The creation of Northland's second marine reserve is a world first, reckons Ngunguru marine expert, Wade Doak.
The 237ha reserve in Whangarei Harbour comes after 16 years effort and the work of more than 1000 Kamo High School pupils.
Former Kamo pupil Samara Sutherland, 26, who has campaigned for the "wet library" since she was a Year 13 geography student, still marvels that it's the work of school kids.
So does Mr Doak. "This is unprecedented, that generations of high-school kids have fought for a marine protected area and succeeded."
Faced with criticism for robbing recreational boaties of fish-rich water near Reotahi, Ms Sutherland said it was a "very small" marine reserve.
Less than 1 per cent of New Zealand's mainland waters had marine reserve status, she said.
Ms Sutherland is passionate about changing attitudes and fighting for the environment. "I fight for Mother Earth. Some think it's ours to trample on. It's ours to work with, to be part of."
With an environmental studies degree, her diving instructor ticket and rescue-diver status, she now co-ordinates Experiencing Marine Reserves.
The group shows students protected and unprotected marine areas so they can see what reserve status can do.
Until now Ms Sutherland has had to take young Northlanders south to Goat Island, near Leigh, to see a protected part of the coast. Now a rich piece of the sea at their doorstep has special protection.
Josh Sayer, 14, and Sam Metcalfe, 13, are part of this year's 30-strong Whangarei Harbour Marine Reserve supporters group, backing up the work of the Year 13 students. They're both keen fishers and "spear-os" but they can also see the benefits of reserves.
During a 25-minute snorkel yesterday they saw spotties, parore, sea hare, strange sponges, tubeworms, triplefins, horse mussels and goatfish.
"It's exciting to see what will happen once this area is protected," Ms Sutherland said. "What new things are we going to find out about the ecosystem?"
Fishers: We want to have a say
Whangarei boat operators and fishing fans say they can't stop the Whangarei Harbour Marine Reserve opening today - but they want more consultation for any more.
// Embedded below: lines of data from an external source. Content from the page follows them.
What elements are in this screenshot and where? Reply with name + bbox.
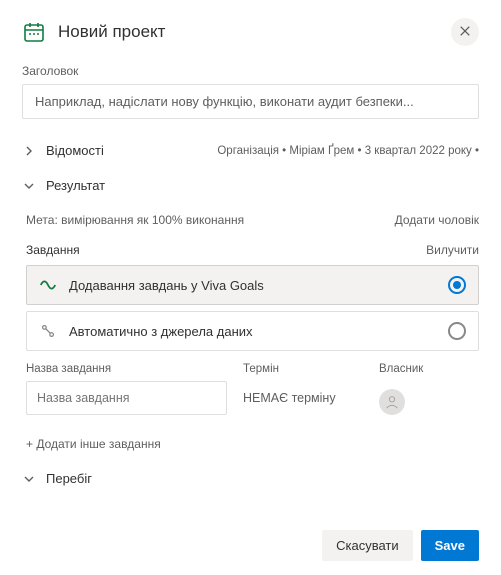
chevron-down-icon — [22, 179, 36, 193]
details-section-toggle[interactable]: Відомості Організація • Міріам Ґрем • 3 … — [22, 133, 479, 168]
task-due-value[interactable]: НЕМАЄ терміну — [243, 381, 363, 415]
goal-meta-text: Мета: вимірювання як 100% виконання — [26, 213, 244, 227]
title-input[interactable] — [22, 84, 479, 119]
cancel-button[interactable]: Скасувати — [322, 530, 413, 561]
radio-checked-icon — [448, 276, 466, 294]
data-source-icon — [39, 322, 57, 340]
progress-section-label: Перебіг — [46, 471, 92, 486]
close-button[interactable] — [451, 18, 479, 46]
radio-unchecked-icon — [448, 322, 466, 340]
progress-section-toggle[interactable]: Перебіг — [22, 461, 479, 496]
task-owner-label: Власник — [379, 363, 479, 375]
result-body: Мета: вимірювання як 100% виконання Дода… — [22, 213, 479, 461]
task-owner-col: Власник — [379, 363, 479, 423]
result-section-toggle[interactable]: Результат — [22, 168, 479, 203]
task-option-label: Додавання завдань у Viva Goals — [69, 278, 436, 293]
task-name-label: Назва завдання — [26, 363, 227, 375]
chevron-right-icon — [22, 144, 36, 158]
task-option-data-source[interactable]: Автоматично з джерела даних — [26, 311, 479, 351]
task-option-viva-goals[interactable]: Додавання завдань у Viva Goals — [26, 265, 479, 305]
dialog-footer: Скасувати Save — [322, 530, 479, 561]
dialog-title: Новий проект — [58, 22, 439, 42]
dialog-header: Новий проект — [22, 18, 479, 46]
task-name-input[interactable] — [26, 381, 227, 415]
close-icon — [459, 25, 471, 40]
chevron-down-icon — [22, 472, 36, 486]
viva-goals-icon — [39, 276, 57, 294]
result-section-label: Результат — [46, 178, 105, 193]
title-field-label: Заголовок — [22, 64, 479, 78]
details-meta: Організація • Міріам Ґрем • 3 квартал 20… — [217, 145, 479, 157]
details-section-label: Відомості — [46, 143, 104, 158]
calendar-project-icon — [22, 20, 46, 44]
add-numeric-link[interactable]: Додати чоловік — [395, 213, 479, 227]
task-name-col: Назва завдання — [26, 363, 227, 423]
add-another-task[interactable]: + Додати інше завдання — [26, 433, 479, 461]
avatar-placeholder-icon — [379, 389, 405, 415]
remove-link[interactable]: Вилучити — [426, 243, 479, 257]
task-option-label: Автоматично з джерела даних — [69, 324, 436, 339]
tasks-heading: Завдання — [26, 243, 80, 257]
task-due-col: Термін НЕМАЄ терміну — [243, 363, 363, 423]
task-due-label: Термін — [243, 363, 363, 375]
task-owner-picker[interactable] — [379, 381, 479, 423]
save-button[interactable]: Save — [421, 530, 479, 561]
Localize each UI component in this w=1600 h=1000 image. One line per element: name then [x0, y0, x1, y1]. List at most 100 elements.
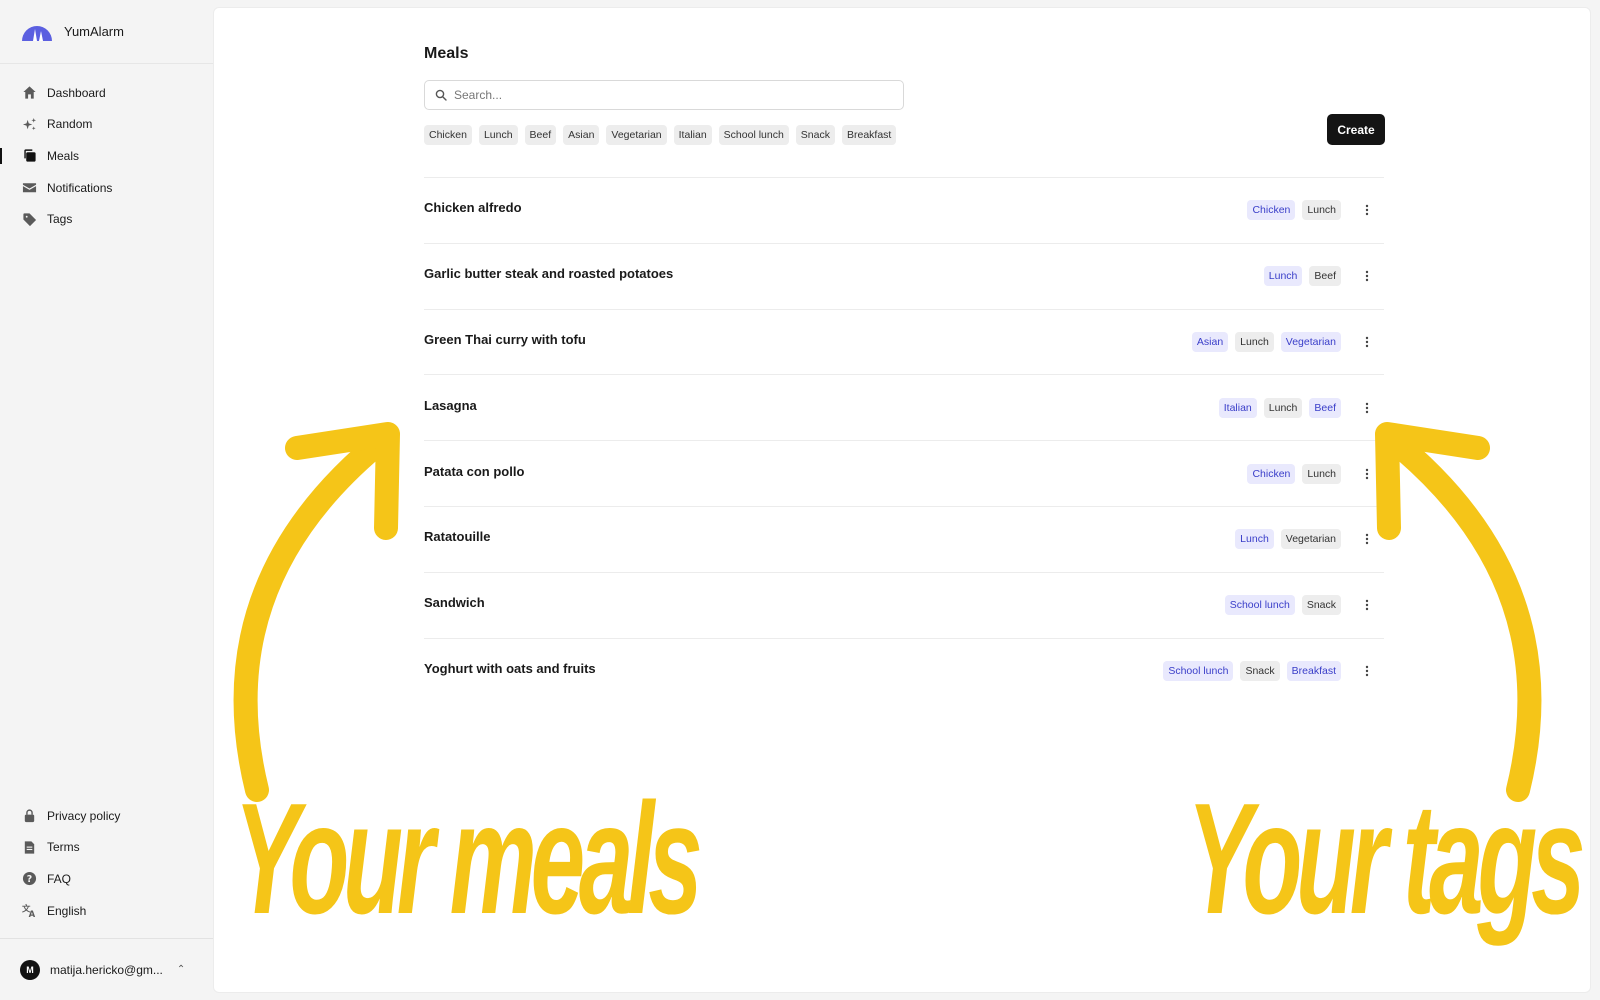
sidebar-item-label: English [47, 903, 87, 918]
sidebar-item-tags[interactable]: Tags [0, 203, 213, 235]
meal-tag: Chicken [1247, 463, 1296, 484]
list-item[interactable]: Yoghurt with oats and fruits School lunc… [424, 639, 1384, 705]
translate-icon: 文A [21, 903, 37, 919]
home-icon [21, 85, 37, 101]
meal-tag: School lunch [1224, 595, 1295, 616]
filter-tag-asian[interactable]: Asian [563, 125, 600, 145]
sidebar-item-label: Terms [47, 840, 80, 855]
meal-tag: Beef [1309, 397, 1341, 418]
meal-tag: Lunch [1263, 266, 1303, 287]
meal-tag: Lunch [1235, 529, 1274, 550]
search-input[interactable] [454, 88, 874, 102]
sidebar-footer-nav: Privacy policy Terms ? FAQ 文A English [0, 800, 213, 926]
sidebar-item-label: Privacy policy [47, 808, 121, 823]
meal-tag: Lunch [1263, 397, 1303, 418]
sidebar-item-dashboard[interactable]: Dashboard [0, 77, 213, 109]
meal-tags: School lunch Snack [1224, 595, 1341, 616]
sidebar-item-label: Dashboard [47, 85, 106, 100]
list-item[interactable]: Garlic butter steak and roasted potatoes… [424, 244, 1384, 310]
meal-tag: Breakfast [1286, 661, 1341, 682]
sparkles-icon [21, 116, 37, 132]
meal-tags: Chicken Lunch [1247, 463, 1341, 484]
user-email: matija.hericko@gm... [50, 962, 163, 977]
meal-tag: Beef [1309, 266, 1341, 287]
filter-tag-lunch[interactable]: Lunch [478, 125, 518, 145]
page-title: Meals [424, 45, 469, 62]
search-box[interactable] [424, 80, 904, 110]
more-vertical-icon[interactable] [1360, 398, 1374, 418]
mail-icon [21, 180, 37, 196]
create-button[interactable]: Create [1327, 114, 1385, 145]
meal-tag: Vegetarian [1280, 529, 1341, 550]
meal-tags: Lunch Beef [1263, 266, 1341, 287]
brand-logo-icon [22, 25, 52, 41]
filter-tag-snack[interactable]: Snack [795, 125, 835, 145]
sidebar-item-label: Tags [47, 212, 73, 227]
sidebar-item-meals[interactable]: Meals [0, 140, 213, 172]
meal-name: Chicken alfredo [424, 200, 522, 216]
svg-text:?: ? [26, 874, 31, 885]
filter-tag-beef[interactable]: Beef [524, 125, 557, 145]
list-item[interactable]: Green Thai curry with tofu Asian Lunch V… [424, 310, 1384, 376]
filter-tag-vegetarian[interactable]: Vegetarian [606, 125, 667, 145]
meal-name: Lasagna [424, 397, 477, 413]
sidebar-nav: Dashboard Random Meals Notifications Tag… [0, 64, 213, 235]
lock-icon [21, 808, 37, 824]
meal-tag: Snack [1301, 595, 1341, 616]
filter-tag-italian[interactable]: Italian [673, 125, 712, 145]
sidebar-item-faq[interactable]: ? FAQ [0, 863, 213, 895]
sidebar-item-label: Random [47, 117, 93, 132]
sidebar-item-label: Notifications [47, 180, 113, 195]
sidebar-item-terms[interactable]: Terms [0, 832, 213, 864]
meal-tag: School lunch [1163, 661, 1234, 682]
meal-name: Patata con pollo [424, 463, 525, 479]
meal-tag: Lunch [1302, 200, 1341, 221]
meal-tag: Chicken [1247, 200, 1296, 221]
meal-name: Yoghurt with oats and fruits [424, 661, 596, 677]
more-vertical-icon[interactable] [1360, 661, 1374, 681]
sidebar: YumAlarm Dashboard Random Meals Notifica… [0, 0, 213, 1000]
meal-tag: Lunch [1235, 331, 1274, 352]
main-panel: Meals Chicken Lunch Beef Asian Vegetaria… [213, 7, 1591, 993]
more-vertical-icon[interactable] [1360, 529, 1374, 549]
sidebar-item-label: FAQ [47, 871, 72, 886]
meal-tags: Lunch Vegetarian [1235, 529, 1341, 550]
search-icon [435, 89, 447, 101]
copy-icon [21, 148, 37, 164]
meal-tags: Italian Lunch Beef [1218, 397, 1341, 418]
more-vertical-icon[interactable] [1360, 266, 1374, 286]
filter-tag-breakfast[interactable]: Breakfast [841, 125, 897, 145]
filter-tag-school-lunch[interactable]: School lunch [718, 125, 789, 145]
meal-name: Green Thai curry with tofu [424, 331, 586, 347]
meal-name: Ratatouille [424, 529, 491, 545]
sidebar-item-language[interactable]: 文A English [0, 895, 213, 927]
brand[interactable]: YumAlarm [0, 0, 213, 64]
meal-tags: Asian Lunch Vegetarian [1191, 331, 1341, 352]
meal-name: Sandwich [424, 595, 485, 611]
chevron-up-icon: ⌃ [176, 964, 186, 975]
meal-tags: School lunch Snack Breakfast [1163, 661, 1341, 682]
list-item[interactable]: Chicken alfredo Chicken Lunch [424, 178, 1384, 244]
meal-tag: Asian [1191, 331, 1229, 352]
list-item[interactable]: Ratatouille Lunch Vegetarian [424, 507, 1384, 573]
filter-tag-chicken[interactable]: Chicken [424, 125, 472, 145]
filter-tags: Chicken Lunch Beef Asian Vegetarian Ital… [424, 125, 897, 145]
sidebar-item-privacy-policy[interactable]: Privacy policy [0, 800, 213, 832]
sidebar-item-label: Meals [47, 148, 80, 163]
list-item[interactable]: Lasagna Italian Lunch Beef [424, 375, 1384, 442]
sidebar-item-random[interactable]: Random [0, 109, 213, 141]
user-menu[interactable]: M matija.hericko@gm... ⌃ [0, 938, 213, 1000]
meal-tag: Lunch [1302, 463, 1341, 484]
meal-tag: Snack [1240, 661, 1280, 682]
more-vertical-icon[interactable] [1360, 332, 1374, 352]
list-item[interactable]: Patata con pollo Chicken Lunch [424, 441, 1384, 507]
more-vertical-icon[interactable] [1360, 595, 1374, 615]
tag-icon [21, 211, 37, 227]
meal-tag: Italian [1218, 397, 1257, 418]
sidebar-item-notifications[interactable]: Notifications [0, 172, 213, 204]
more-vertical-icon[interactable] [1360, 464, 1374, 484]
meal-tag: Vegetarian [1280, 331, 1341, 352]
more-vertical-icon[interactable] [1360, 200, 1374, 220]
document-icon [21, 839, 37, 855]
list-item[interactable]: Sandwich School lunch Snack [424, 573, 1384, 639]
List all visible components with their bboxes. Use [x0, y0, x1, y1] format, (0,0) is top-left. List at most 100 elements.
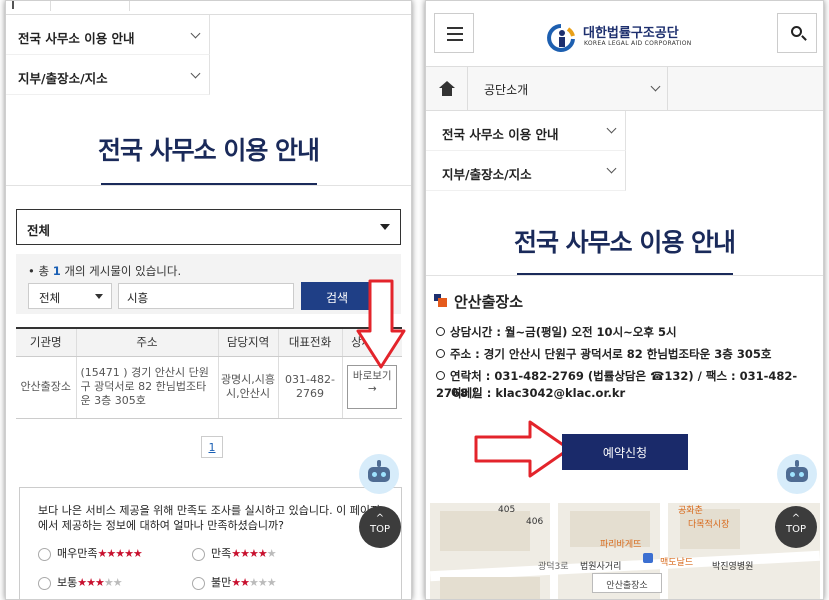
search-scope-value: 전체: [39, 291, 61, 305]
survey-option-very-satisfied[interactable]: 매우만족★★★★★: [38, 545, 143, 561]
logo-subtitle: KOREA LEGAL AID CORPORATION: [584, 40, 692, 47]
circle-bullet-icon: [436, 371, 445, 380]
cell-area: 광명시,시흥시,안산시: [218, 356, 279, 419]
caret-up-icon: ^: [791, 513, 801, 524]
chatbot-icon[interactable]: [777, 454, 817, 494]
klac-logo-icon: [547, 24, 575, 52]
info-text: 주소 : 경기 안산시 단원구 광덕서로 82 한님법조타운 3층 305호: [450, 347, 772, 361]
reservation-button[interactable]: 예약신청: [562, 434, 688, 470]
option-label: 보통: [57, 576, 78, 589]
map-label: 다목적시장: [688, 520, 730, 530]
survey-question: 보다 나은 서비스 제공을 위해 만족도 조사를 실시하고 있습니다. 이 페이…: [38, 504, 381, 533]
search-icon[interactable]: [777, 13, 817, 53]
chevron-down-icon: [606, 123, 617, 134]
office-table: 기관명 주소 담당지역 대표전화 상세안내 안산출장소 (15471 ) 경기 …: [16, 327, 402, 419]
result-count: • 총 1 개의 게시물이 있습니다.: [28, 263, 181, 279]
star-rating-icon: ★★★★★: [77, 576, 122, 589]
left-screenshot-panel: 전국 사무소 이용 안내 지부/출장소/지소 전국 사무소 이용 안내 전체 •…: [5, 0, 412, 600]
logo-text: 대한법률구조공단: [583, 26, 679, 41]
location-map[interactable]: 405 406 공화춘 다목적시장 파리바게뜨 광덕3로 법원사거리 맥도날드 …: [430, 503, 820, 599]
view-detail-label: 바로보기: [352, 370, 392, 382]
arrow-right-icon: →: [367, 382, 377, 395]
map-pin-icon: [643, 553, 653, 563]
submenu-label: 전국 사무소 이용 안내: [442, 127, 559, 142]
map-label: 맥도날드: [660, 558, 694, 568]
caret-down-icon: [95, 294, 103, 299]
count-value: 1: [52, 264, 61, 278]
option-label: 불만: [211, 576, 232, 589]
chatbot-icon[interactable]: [359, 454, 399, 494]
search-input-value: 시흥: [127, 291, 149, 305]
map-label: 박진영병원: [712, 562, 754, 572]
page-title: 전국 사무소 이용 안내: [97, 136, 320, 165]
circle-bullet-icon: [436, 327, 445, 336]
section-bullet-icon: [434, 294, 448, 308]
map-label: 공화춘: [678, 506, 703, 516]
star-rating-icon: ★★★★★: [97, 547, 142, 560]
table-row: 안산출장소 (15471 ) 경기 안산시 단원구 광덕서로 82 한님법조타운…: [16, 356, 402, 419]
search-panel: • 총 1 개의 게시물이 있습니다. 전체 시흥 검색: [16, 254, 401, 314]
chevron-down-icon: [606, 163, 617, 174]
survey-option-satisfied[interactable]: 만족★★★★★: [192, 545, 277, 561]
right-screenshot-panel: 대한법률구조공단 KOREA LEGAL AID CORPORATION 공단소…: [425, 0, 824, 600]
survey-option-neutral[interactable]: 보통★★★★★: [38, 574, 123, 590]
caret-down-icon: [380, 224, 390, 230]
table-header-row: 기관명 주소 담당지역 대표전화 상세안내: [16, 327, 402, 357]
top-strip: [6, 1, 411, 15]
submenu-label: 지부/출장소/지소: [18, 71, 108, 86]
submenu-label: 전국 사무소 이용 안내: [18, 31, 135, 46]
count-suffix: 개의 게시물이 있습니다.: [60, 264, 182, 278]
top-label: TOP: [369, 524, 390, 535]
star-rating-icon: ★★★★★: [231, 576, 276, 589]
search-scope-select[interactable]: 전체: [28, 283, 112, 309]
page-title: 전국 사무소 이용 안내: [513, 228, 736, 257]
info-text: 상담시간 : 월~금(평일) 오전 10시~오후 5시: [450, 325, 677, 339]
map-location-label: 안산출장소: [592, 573, 662, 593]
site-header: 대한법률구조공단 KOREA LEGAL AID CORPORATION: [426, 1, 823, 67]
col-header: 담당지역: [218, 327, 279, 357]
submenu-dropdown-branches[interactable]: 지부/출장소/지소: [426, 151, 626, 191]
search-input[interactable]: 시흥: [118, 283, 294, 309]
submenu-label: 지부/출장소/지소: [442, 167, 532, 182]
map-label: 광덕3로: [538, 562, 569, 572]
scroll-top-button[interactable]: ^ TOP: [775, 506, 817, 548]
radio-button[interactable]: [192, 547, 205, 561]
info-hours: 상담시간 : 월~금(평일) 오전 10시~오후 5시: [436, 324, 677, 341]
map-label: 406: [526, 517, 544, 527]
submenu-dropdown-office-guide[interactable]: 전국 사무소 이용 안내: [426, 111, 626, 151]
menu-icon[interactable]: [434, 13, 474, 53]
info-email: 이메일 : klac3042@klac.or.kr: [451, 385, 625, 402]
view-detail-button[interactable]: 바로보기 →: [347, 365, 398, 409]
caret-up-icon: ^: [375, 513, 385, 524]
submenu-dropdown-branches[interactable]: 지부/출장소/지소: [6, 55, 210, 95]
cell-phone: 031-482-2769: [278, 356, 343, 419]
satisfaction-survey: 보다 나은 서비스 제공을 위해 만족도 조사를 실시하고 있습니다. 이 페이…: [19, 487, 402, 599]
map-label: 파리바게뜨: [600, 540, 642, 550]
chevron-down-icon: [190, 28, 201, 39]
radio-button[interactable]: [38, 576, 51, 590]
count-prefix: • 총: [28, 264, 53, 278]
chevron-down-icon: [190, 68, 201, 79]
col-header: 주소: [76, 327, 219, 357]
breadcrumb-nav: 공단소개: [426, 67, 823, 111]
region-select[interactable]: 전체: [16, 209, 401, 245]
red-down-arrow-annotation: [356, 279, 406, 369]
radio-button[interactable]: [38, 547, 51, 561]
option-label: 매우만족: [57, 547, 98, 560]
col-header: 대표전화: [278, 327, 343, 357]
circle-bullet-icon: [436, 349, 445, 358]
col-header: 기관명: [16, 327, 77, 357]
radio-button[interactable]: [192, 576, 205, 590]
survey-option-dissatisfied[interactable]: 불만★★★★★: [192, 574, 277, 590]
cell-name: 안산출장소: [16, 356, 77, 419]
star-rating-icon: ★★★★★: [231, 547, 276, 560]
map-label: 405: [498, 505, 516, 515]
scroll-top-button[interactable]: ^ TOP: [359, 506, 401, 548]
region-select-value: 전체: [27, 223, 51, 238]
info-address: 주소 : 경기 안산시 단원구 광덕서로 82 한님법조타운 3층 305호: [436, 346, 771, 363]
submenu-dropdown-office-guide[interactable]: 전국 사무소 이용 안내: [6, 15, 210, 55]
home-icon[interactable]: [426, 67, 468, 111]
cell-address: (15471 ) 경기 안산시 단원구 광덕서로 82 한님법조타운 3층 30…: [76, 356, 219, 419]
map-label: 법원사거리: [580, 562, 622, 572]
pagination-page-1[interactable]: 1: [201, 436, 223, 458]
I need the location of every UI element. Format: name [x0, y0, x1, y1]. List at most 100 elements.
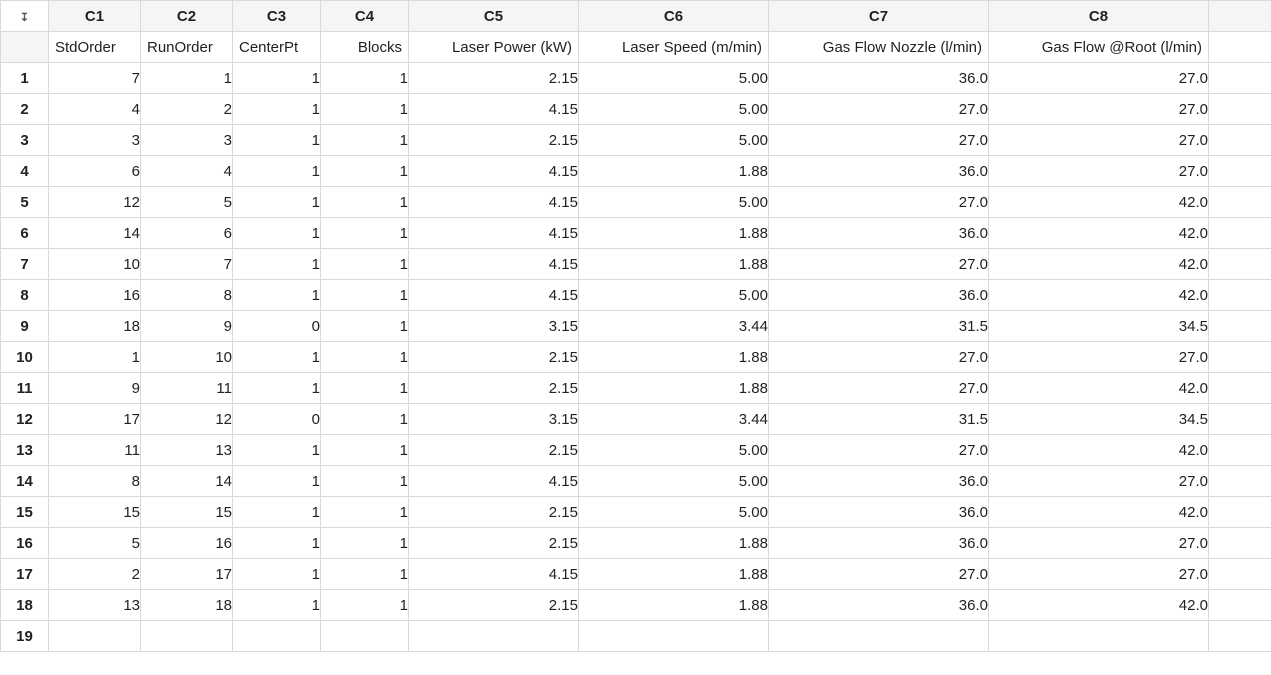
cell-r14-c4[interactable]: 1 [321, 466, 409, 497]
cell-r1-c3[interactable]: 1 [233, 63, 321, 94]
cell-r7-c7[interactable]: 27.0 [769, 249, 989, 280]
cell-r9-c4[interactable]: 1 [321, 311, 409, 342]
row-header-9[interactable]: 9 [1, 311, 49, 342]
cell-r17-c7[interactable]: 27.0 [769, 559, 989, 590]
row-header-18[interactable]: 18 [1, 590, 49, 621]
column-header-c1[interactable]: C1 [49, 1, 141, 32]
cell-r7-c1[interactable]: 10 [49, 249, 141, 280]
cell-r12-c6[interactable]: 3.44 [579, 404, 769, 435]
cell-r11-c7[interactable]: 27.0 [769, 373, 989, 404]
cell-r17-c3[interactable]: 1 [233, 559, 321, 590]
cell-r15-c7[interactable]: 36.0 [769, 497, 989, 528]
cell-r12-c1[interactable]: 17 [49, 404, 141, 435]
cell-r2-c1[interactable]: 4 [49, 94, 141, 125]
column-header-c7[interactable]: C7 [769, 1, 989, 32]
cell-r4-c8[interactable]: 27.0 [989, 156, 1209, 187]
cell-r14-c1[interactable]: 8 [49, 466, 141, 497]
cell-r3-c4[interactable]: 1 [321, 125, 409, 156]
row-header-11[interactable]: 11 [1, 373, 49, 404]
cell-r5-c6[interactable]: 5.00 [579, 187, 769, 218]
cell-r5-c5[interactable]: 4.15 [409, 187, 579, 218]
cell-empty[interactable] [1209, 218, 1271, 249]
cell-r5-c3[interactable]: 1 [233, 187, 321, 218]
cell-r8-c2[interactable]: 8 [141, 280, 233, 311]
cell-r4-c1[interactable]: 6 [49, 156, 141, 187]
cell-r13-c3[interactable]: 1 [233, 435, 321, 466]
cell-r9-c3[interactable]: 0 [233, 311, 321, 342]
cell-r16-c7[interactable]: 36.0 [769, 528, 989, 559]
column-header-c6[interactable]: C6 [579, 1, 769, 32]
cell-r8-c4[interactable]: 1 [321, 280, 409, 311]
cell-r10-c3[interactable]: 1 [233, 342, 321, 373]
cell-r16-c2[interactable]: 16 [141, 528, 233, 559]
cell-r12-c5[interactable]: 3.15 [409, 404, 579, 435]
cell-r10-c7[interactable]: 27.0 [769, 342, 989, 373]
cell-r4-c2[interactable]: 4 [141, 156, 233, 187]
cell-empty[interactable] [1209, 342, 1271, 373]
cell-r15-c1[interactable]: 15 [49, 497, 141, 528]
cell-r3-c7[interactable]: 27.0 [769, 125, 989, 156]
column-name-centerpt[interactable]: CenterPt [233, 32, 321, 63]
cell-r6-c6[interactable]: 1.88 [579, 218, 769, 249]
cell-r17-c6[interactable]: 1.88 [579, 559, 769, 590]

Recreational fisher Kevin Purdy said the chosen areas were ones where many people liked fishing.
"I'm not against marine reserves but I don't like the way the whole thing's being done willy-nilly, without any research on whether it's going to benefit the people out there," he said.
"A lot of people fishing on the shore and in aluminium boats only go there on nice sunny afternoons and on weekends.
"They just can't see a minority group take that away."
Tutukaka charter boat operator Peter Saul said the whole process was conducted in an "ad hoc" manner.
"It would've been far better to have a consensus approach and involve the people, rather than picking areas at random."
Overall he backed the idea mooted by Kamo High School pupils and teacher Warren Farrelly 16 years ago. But he felt Passage Island was too close to the Marsden Pt oil refinery and port to be suitable for a marine reserve.
Celebratory feeling is a little reserved
Conservationists are celebrating the opening of Northland's second marine reserve but the feeling is tinged with disappointment.
As well as Waikaraka's mangroves and the rocky depths around Passage Island, the Whangarei Harbour Marine Reserve's original proposal included a larger area of mudflats around Matakohe/Limestone Island but that was dropped after opposition.
Marine expert Wade Doak said the Kamo High School students' original vision was to protect a series of three different habitats. While marine life around Motukaroro was exceedingly rich, Waikaraka's mangroves were "pretty lacklustre".
"It was meaningful only when part of a sequence.
"The three habitats would've given the kids a benchmark, to show them what different environments are like without interference.
"Part of me feels I should be happy they've got what they have but miserable old Doak still thinks the kids should've got a better deal."
Kamo-based marine reserves advocate Vince Kerr was also disappointed.
The students had answered all objections but, between the end of the public process and Department of Conservation handing its report to the Government two years later, Matakohe was dropped.
However, the students' achievement was huge nonetheless.
"As an example of what they can achieve, the quality of their work and the challenges they faced year after year - I think it's just fantastic."